Boot Camp For Gonzos
I'm sprinting across an open field, the roar of helicopter rotors so deafening that I can't tell where the machine-gun fire is coming from. "Get down! Spread out!" shouts a young sergeant. I trip over one of my squad mates and face-plant almost on top of him.
It's Day 5 of media boot camp and we've just landed in a "hot LZ." (For laymen, that's a very loud and chaotic landing zone under enemy fire.) It's not real, of course; the shots and explosions are only noise. But the journalists around me look terrified even so. "Alpha Squad, go!" my commanding officer yells. I watch my platoon mates jump up and run forward. A tiny woman reporter trips and falls, sending her helmet down over her eyes. A beefy sergeant picks her up by the collar like a piece of luggage and heaves her forward. "Bravo Squad, Go!" Now it's me again; I'm up on my feet, my lungs are burning. "Damn, I didn't know middle-aged people could run that fast," I think as I struggle to keep up.
Two days ago I arrived at Quantico Marine Base with 50 other journalists. The commandant promised us action, and he has not disappointed. This place is like a fantasy military camp for wanna-be Marines. We're issued camouflage gear and face paint, assigned to platoons and woken up by bellowing officers at 0500 hours, or 5 a.m. The idea is to give us a taste of what we might experience should we ever deploy with the Marines to write about them. With Iraq looming, the training is charged with an undercurrent that's made us all want to run a little faster.
I'd worked in Cambodia before. I covered 9-11. But I'd never been in a classroom with a giant painting of a Marine in a gas mask sticking a bayonet in the chest of a German soldier. (As I struggled through 10 pullups on the exercise bar outside during a break, one of my fellow journalists nicknamed me "Six-Pack," in joking reference to my modest beer belly. It was going to be a long week.) "If you want to cover a unit, we don't want you to be a burden on them," a burly general tells us. "Our men and women have a job to do. One of those jobs will probably not be to take care of you."

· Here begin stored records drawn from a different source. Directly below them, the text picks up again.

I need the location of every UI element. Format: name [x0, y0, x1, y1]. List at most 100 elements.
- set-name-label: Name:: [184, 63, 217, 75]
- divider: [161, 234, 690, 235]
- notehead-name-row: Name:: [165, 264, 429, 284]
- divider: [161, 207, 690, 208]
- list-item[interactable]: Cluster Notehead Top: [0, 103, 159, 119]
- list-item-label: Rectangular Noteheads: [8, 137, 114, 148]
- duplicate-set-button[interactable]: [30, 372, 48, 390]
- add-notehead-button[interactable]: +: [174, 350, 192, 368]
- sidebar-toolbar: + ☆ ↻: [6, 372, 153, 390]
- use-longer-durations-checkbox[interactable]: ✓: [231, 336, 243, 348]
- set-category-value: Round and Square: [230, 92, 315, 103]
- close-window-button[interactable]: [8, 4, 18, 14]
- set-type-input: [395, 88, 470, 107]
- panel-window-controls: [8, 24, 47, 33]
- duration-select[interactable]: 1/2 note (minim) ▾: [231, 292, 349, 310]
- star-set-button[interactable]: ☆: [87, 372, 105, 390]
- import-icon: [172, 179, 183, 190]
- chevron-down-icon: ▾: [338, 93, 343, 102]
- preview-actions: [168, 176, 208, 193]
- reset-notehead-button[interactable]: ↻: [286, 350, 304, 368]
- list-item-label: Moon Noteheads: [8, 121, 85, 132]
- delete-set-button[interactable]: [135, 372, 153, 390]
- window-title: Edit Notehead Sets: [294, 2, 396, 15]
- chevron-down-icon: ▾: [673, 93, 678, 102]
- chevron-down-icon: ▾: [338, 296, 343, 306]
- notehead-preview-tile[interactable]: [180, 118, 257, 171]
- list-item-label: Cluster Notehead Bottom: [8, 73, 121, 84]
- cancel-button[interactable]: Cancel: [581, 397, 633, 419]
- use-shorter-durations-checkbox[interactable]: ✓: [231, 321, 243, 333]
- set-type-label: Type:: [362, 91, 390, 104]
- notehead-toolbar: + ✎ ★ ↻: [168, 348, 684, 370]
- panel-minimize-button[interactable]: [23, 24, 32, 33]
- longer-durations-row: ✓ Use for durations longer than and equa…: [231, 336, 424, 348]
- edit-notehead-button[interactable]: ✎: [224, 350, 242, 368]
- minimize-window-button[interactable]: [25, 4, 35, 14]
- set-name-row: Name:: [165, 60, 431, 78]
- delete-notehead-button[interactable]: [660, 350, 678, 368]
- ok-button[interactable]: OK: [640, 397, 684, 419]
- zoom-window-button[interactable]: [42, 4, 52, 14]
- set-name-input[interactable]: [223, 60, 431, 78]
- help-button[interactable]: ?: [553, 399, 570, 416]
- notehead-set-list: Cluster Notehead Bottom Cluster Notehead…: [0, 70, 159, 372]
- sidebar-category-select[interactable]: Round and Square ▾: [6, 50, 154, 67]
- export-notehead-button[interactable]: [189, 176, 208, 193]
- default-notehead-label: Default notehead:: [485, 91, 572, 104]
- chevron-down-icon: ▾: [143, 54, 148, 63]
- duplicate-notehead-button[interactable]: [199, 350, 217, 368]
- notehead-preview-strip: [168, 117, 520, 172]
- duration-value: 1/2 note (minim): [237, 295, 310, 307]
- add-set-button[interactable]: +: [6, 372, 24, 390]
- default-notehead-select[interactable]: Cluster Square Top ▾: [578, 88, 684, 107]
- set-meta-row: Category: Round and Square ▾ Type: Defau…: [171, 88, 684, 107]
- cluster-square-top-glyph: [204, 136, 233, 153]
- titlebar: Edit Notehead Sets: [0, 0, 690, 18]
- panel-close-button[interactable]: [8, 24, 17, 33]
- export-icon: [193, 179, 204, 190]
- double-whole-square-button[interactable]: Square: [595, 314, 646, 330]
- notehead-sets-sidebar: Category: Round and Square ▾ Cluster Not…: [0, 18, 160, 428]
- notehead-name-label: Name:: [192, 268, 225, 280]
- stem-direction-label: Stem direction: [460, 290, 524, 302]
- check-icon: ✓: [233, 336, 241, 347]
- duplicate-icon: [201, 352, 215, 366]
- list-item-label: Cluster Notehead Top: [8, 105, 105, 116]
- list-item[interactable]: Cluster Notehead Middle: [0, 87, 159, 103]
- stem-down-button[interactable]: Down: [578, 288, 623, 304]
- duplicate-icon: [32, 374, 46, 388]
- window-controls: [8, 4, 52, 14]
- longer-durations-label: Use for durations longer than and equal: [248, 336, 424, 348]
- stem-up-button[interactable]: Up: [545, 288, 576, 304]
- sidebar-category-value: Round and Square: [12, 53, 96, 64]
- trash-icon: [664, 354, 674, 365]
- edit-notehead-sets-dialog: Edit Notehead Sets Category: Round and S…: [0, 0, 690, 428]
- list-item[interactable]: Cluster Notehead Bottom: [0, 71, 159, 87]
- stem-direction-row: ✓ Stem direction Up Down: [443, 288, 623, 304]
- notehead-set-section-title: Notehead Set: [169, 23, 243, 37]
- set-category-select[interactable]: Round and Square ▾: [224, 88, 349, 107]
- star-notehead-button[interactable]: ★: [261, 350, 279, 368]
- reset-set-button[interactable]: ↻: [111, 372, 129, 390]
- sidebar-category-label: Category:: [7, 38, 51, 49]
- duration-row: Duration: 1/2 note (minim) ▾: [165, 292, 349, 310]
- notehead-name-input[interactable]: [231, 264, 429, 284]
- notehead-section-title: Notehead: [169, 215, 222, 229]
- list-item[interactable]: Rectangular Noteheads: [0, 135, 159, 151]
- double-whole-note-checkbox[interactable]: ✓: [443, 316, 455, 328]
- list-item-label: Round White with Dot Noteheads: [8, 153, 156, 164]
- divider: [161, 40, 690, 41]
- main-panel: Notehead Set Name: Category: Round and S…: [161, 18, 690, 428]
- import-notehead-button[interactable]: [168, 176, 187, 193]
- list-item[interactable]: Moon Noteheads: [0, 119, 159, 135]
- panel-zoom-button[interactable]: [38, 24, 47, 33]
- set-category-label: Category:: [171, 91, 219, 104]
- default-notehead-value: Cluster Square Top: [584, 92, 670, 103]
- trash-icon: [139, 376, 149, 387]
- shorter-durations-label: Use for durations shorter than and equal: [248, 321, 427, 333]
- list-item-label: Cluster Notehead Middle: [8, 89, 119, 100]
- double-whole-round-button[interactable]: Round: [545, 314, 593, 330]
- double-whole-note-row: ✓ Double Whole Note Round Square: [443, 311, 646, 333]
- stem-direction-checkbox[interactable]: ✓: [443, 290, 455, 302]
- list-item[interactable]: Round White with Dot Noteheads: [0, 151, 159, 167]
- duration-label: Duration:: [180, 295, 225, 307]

He didn't have to tell me. Before leaving, I packed my bag with all the comforts I could find: blister tape, hi-protein energy bars, a fancy flashlight. As they say in the Marines, I was "good to go." That's when I learned lesson No. 1: never let your bag out of your sight. Mine disappeared on the first day of training, when I loaded it into the bus. Since then we'd ridden around on other buses, an airplane, a military hovercraft and a ship, and it was anybody's guess where my gear had ended up. One day our minders would assure me that they'd tracked it to a base in North Carolina; the next it was believed to be in the belly of a military aircraft on its way to Alaska. Meanwhile, the Marines prepared a "kit" for me--a maroon washcloth and a toothbrush. "Sir, this is not a civilian installation," a leathery supply officer spits when I ask for clean clothes. "You're with the Marines now." I'm lucky she doesn't throw me in the brig.

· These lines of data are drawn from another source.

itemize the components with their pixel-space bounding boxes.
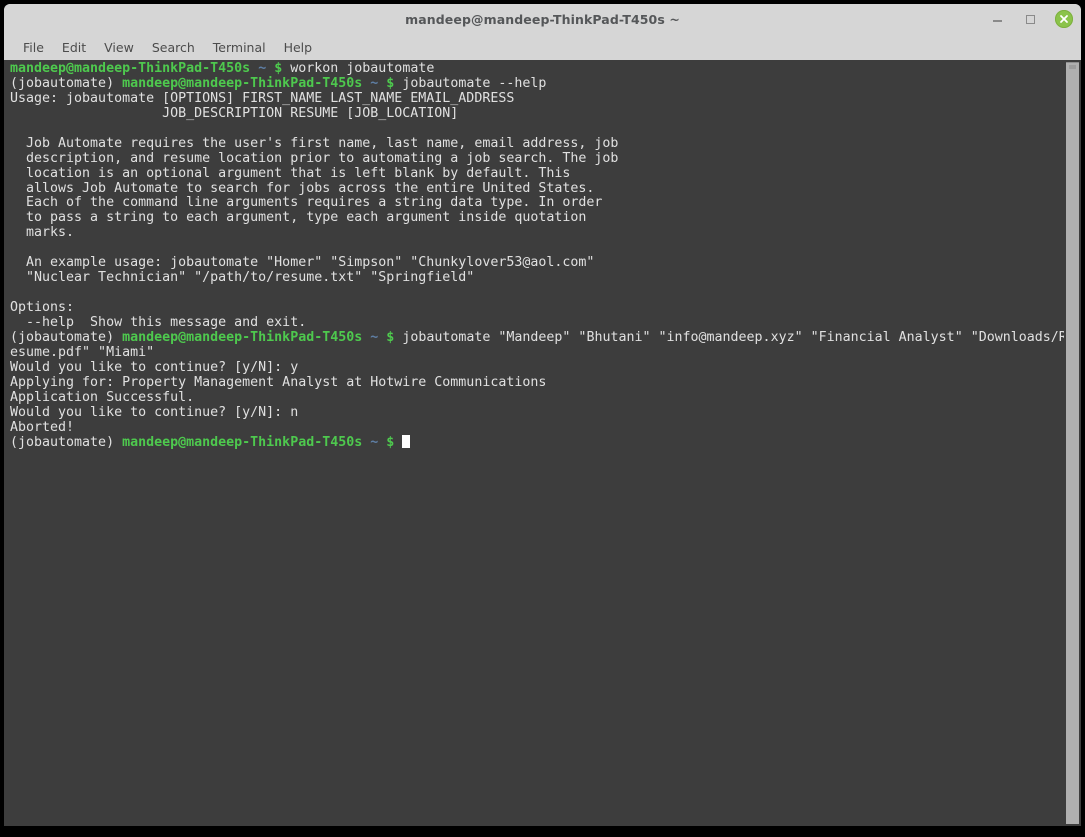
terminal-output-line: An example usage: jobautomate "Homer" "S…	[10, 255, 1064, 271]
terminal-output-line: Aborted!	[10, 419, 1064, 436]
terminal-output-line: Would you like to continue? [y/N]: y	[10, 359, 1064, 376]
terminal-output-text: JOB_DESCRIPTION RESUME [JOB_LOCATION]	[10, 105, 459, 121]
prompt-command: workon jobautomate	[282, 61, 435, 76]
terminal-body: mandeep@mandeep-ThinkPad-T450s ~ $ worko…	[4, 60, 1081, 826]
terminal-output-line: Usage: jobautomate [OPTIONS] FIRST_NAME …	[10, 90, 1064, 107]
terminal-output-line: Options:	[10, 300, 1064, 316]
terminal-output-line: to pass a string to each argument, type …	[10, 210, 1064, 226]
terminal-prompt-line: (jobautomate) mandeep@mandeep-ThinkPad-T…	[10, 329, 1064, 346]
terminal-output-line: Each of the command line arguments requi…	[10, 195, 1064, 211]
terminal-output-line: Applying for: Property Management Analys…	[10, 374, 1064, 391]
terminal-output-text: allows Job Automate to search for jobs a…	[10, 180, 595, 196]
terminal-output-text: Application Successful.	[10, 389, 195, 405]
terminal-output-line: location is an optional argument that is…	[10, 165, 1064, 182]
prompt-venv: (jobautomate)	[10, 435, 123, 451]
terminal-output-line: marks.	[10, 225, 1064, 241]
titlebar: mandeep@mandeep-ThinkPad-T450s ~	[4, 4, 1081, 34]
menu-item-help[interactable]: Help	[275, 38, 322, 57]
terminal-output-line: --help Show this message and exit.	[10, 314, 1064, 331]
terminal-window: mandeep@mandeep-ThinkPad-T450s ~ File Ed…	[4, 4, 1081, 826]
terminal-active-prompt-line: (jobautomate) mandeep@mandeep-ThinkPad-T…	[10, 435, 1064, 450]
terminal-output-text: Each of the command line arguments requi…	[10, 195, 603, 211]
maximize-icon[interactable]	[1022, 11, 1039, 28]
menu-item-terminal[interactable]: Terminal	[204, 38, 275, 57]
scrollbar-grip	[1069, 65, 1076, 69]
terminal-output[interactable]: mandeep@mandeep-ThinkPad-T450s ~ $ worko…	[4, 60, 1064, 826]
terminal-output-text: --help Show this message and exit.	[10, 314, 307, 330]
prompt-path: ~	[258, 61, 267, 76]
menu-item-view[interactable]: View	[95, 38, 143, 57]
terminal-prompt-line: (jobautomate) mandeep@mandeep-ThinkPad-T…	[10, 75, 1064, 92]
terminal-output-text: Would you like to continue? [y/N]: y	[10, 359, 299, 375]
menu-item-edit[interactable]: Edit	[53, 38, 95, 57]
terminal-output-line: JOB_DESCRIPTION RESUME [JOB_LOCATION]	[10, 105, 1064, 122]
terminal-prompt-line: mandeep@mandeep-ThinkPad-T450s ~ $ worko…	[10, 61, 1064, 77]
window-controls	[989, 4, 1073, 34]
prompt-user-host: mandeep@mandeep-ThinkPad-T450s	[122, 435, 363, 451]
terminal-output-text: Applying for: Property Management Analys…	[10, 374, 547, 390]
minimize-icon[interactable]	[989, 11, 1006, 28]
terminal-output-text: marks.	[10, 225, 75, 241]
terminal-output-text: Usage: jobautomate [OPTIONS] FIRST_NAME …	[10, 90, 515, 106]
terminal-output-line: Job Automate requires the user's first n…	[10, 135, 1064, 152]
prompt-venv: (jobautomate)	[10, 329, 123, 345]
window-title: mandeep@mandeep-ThinkPad-T450s ~	[405, 11, 680, 27]
terminal-cursor	[402, 435, 411, 449]
prompt-command	[394, 435, 402, 450]
prompt-user-host: mandeep@mandeep-ThinkPad-T450s	[122, 329, 363, 345]
terminal-output-text: to pass a string to each argument, type …	[10, 210, 587, 226]
prompt-user-host: mandeep@mandeep-ThinkPad-T450s	[122, 75, 363, 91]
terminal-output-line: Would you like to continue? [y/N]: n	[10, 404, 1064, 421]
terminal-output-line: "Nuclear Technician" "/path/to/resume.tx…	[10, 270, 1064, 286]
terminal-output-line: allows Job Automate to search for jobs a…	[10, 180, 1064, 197]
terminal-output-text: Would you like to continue? [y/N]: n	[10, 404, 299, 420]
prompt-user-host: mandeep@mandeep-ThinkPad-T450s	[10, 61, 251, 76]
terminal-output-text: An example usage: jobautomate "Homer" "S…	[10, 255, 595, 271]
terminal-output-line: description, and resume location prior t…	[10, 150, 1064, 167]
terminal-output-text: "Nuclear Technician" "/path/to/resume.tx…	[10, 270, 475, 286]
close-icon[interactable]	[1055, 10, 1073, 28]
scrollbar-thumb[interactable]	[1066, 62, 1079, 824]
terminal-output-text: Options:	[10, 300, 75, 315]
terminal-output-line: esume.pdf" "Miami"	[10, 344, 1064, 361]
terminal-output-line: Application Successful.	[10, 389, 1064, 406]
terminal-output-text: Job Automate requires the user's first n…	[10, 135, 619, 151]
prompt-command: jobautomate "Mandeep" "Bhutani" "info@ma…	[394, 329, 1064, 345]
terminal-output-text: description, and resume location prior t…	[10, 150, 619, 166]
terminal-output-text: location is an optional argument that is…	[10, 165, 571, 181]
prompt-command: jobautomate --help	[394, 75, 547, 91]
terminal-scrollbar[interactable]	[1064, 60, 1081, 826]
terminal-output-text: esume.pdf" "Miami"	[10, 344, 155, 360]
prompt-venv: (jobautomate)	[10, 75, 123, 91]
menubar: File Edit View Search Terminal Help	[4, 34, 1081, 60]
terminal-output-text: Aborted!	[10, 419, 75, 435]
menu-item-file[interactable]: File	[14, 38, 53, 57]
menu-item-search[interactable]: Search	[143, 38, 204, 57]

Lesson No. 2 comes next: it doesn't matter what you're wearing in the Marines--you'll be miserable anyway. Soon everybody is in wet, dirt-smeared clothes, operating on no sleep--or even hospitalized. One of my bunkmates, an overweight newspaper photographer, had survived Haiti. But the mock helicopter assault proved too much. He twisted his knee crossing the field and now he's hors de combat. A young wire-service reporter is the second to go, after she twists her ankle in a sinkhole as we follow a platoon through the woods. Too bad for her: she misses the part where they fire live machine-gun bullets over our heads. Another bunkmate catches fire when sparks fly from a phosphorous grenade during a simulated gas attack.

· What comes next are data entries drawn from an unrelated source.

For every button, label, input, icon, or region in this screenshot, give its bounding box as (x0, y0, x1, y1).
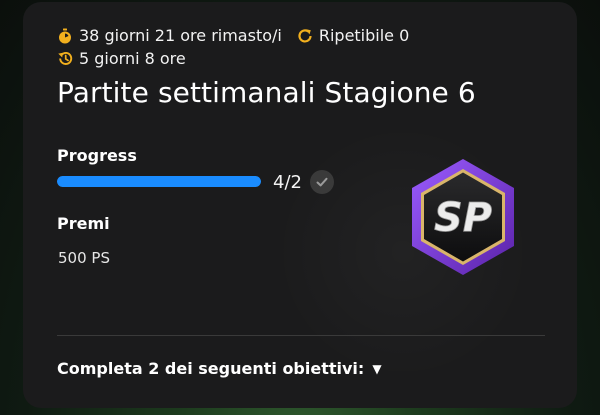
chevron-down-icon: ▼ (372, 361, 382, 376)
progress-label: Progress (57, 146, 137, 165)
badge-text: SP (434, 195, 492, 241)
repeat-text: Ripetibile 0 (318, 26, 410, 45)
rewards-label: Premi (57, 214, 110, 233)
stopwatch-icon (56, 27, 74, 45)
season-points-badge-icon: SP (412, 159, 514, 275)
progress-fill (57, 176, 261, 187)
progress-bar (57, 176, 261, 187)
objective-card: 38 giorni 21 ore rimasto/i Ripetibile 0 … (23, 2, 577, 408)
refresh-text: 5 giorni 8 ore (79, 49, 186, 68)
objectives-label: Completa 2 dei seguenti obiettivi: (57, 359, 365, 378)
timer-text: 38 giorni 21 ore rimasto/i (79, 26, 282, 45)
meta-row-top: 38 giorni 21 ore rimasto/i Ripetibile 0 (56, 26, 409, 45)
progress-text: 4/2 (273, 172, 302, 193)
reward-value: 500 PS (58, 249, 110, 267)
history-icon (56, 50, 74, 68)
repeat-icon (296, 27, 314, 45)
meta-row-refresh: 5 giorni 8 ore (56, 49, 186, 68)
objectives-toggle[interactable]: Completa 2 dei seguenti obiettivi: ▼ (57, 359, 382, 378)
card-title: Partite settimanali Stagione 6 (57, 76, 476, 109)
divider (57, 335, 545, 336)
checkmark-icon (310, 170, 334, 194)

By this time, I'm no longer amused by the spectacle of large middle-aged men panting for air and pulling hamstrings. Instead, I've begun to listen to the straight-talking killers at the front of the class with growing trepidation. It wasn't just the uneasy sense of what to do when someone is shooting at you, or how to extract yourself from a minefield. It was more what people really mean when they talk about weapons of mass destruction.
I learn the answer to that on Day 6 as I sit in my chair, my face frozen in a grimace. On the screen at the front of the class, the soldiers display pictures of dead Iranian soldiers with terrible blisters on their bodies. After that they explain how nerve agents suffocate victims. We enter the "gas chamber" wearing gas masks and full-body protection suits. It's filled with tear gas and we're instructed to close our eyes, hold our breath, take off our masks and then put them back on. The tear gas burns my freshly shaven face; several classmates run out gasping for air and crying. Obviously the real thing would be much worse. If we go to war and I'm with the Marines, the bullets will be real, and tear gas will be the least of our concerns.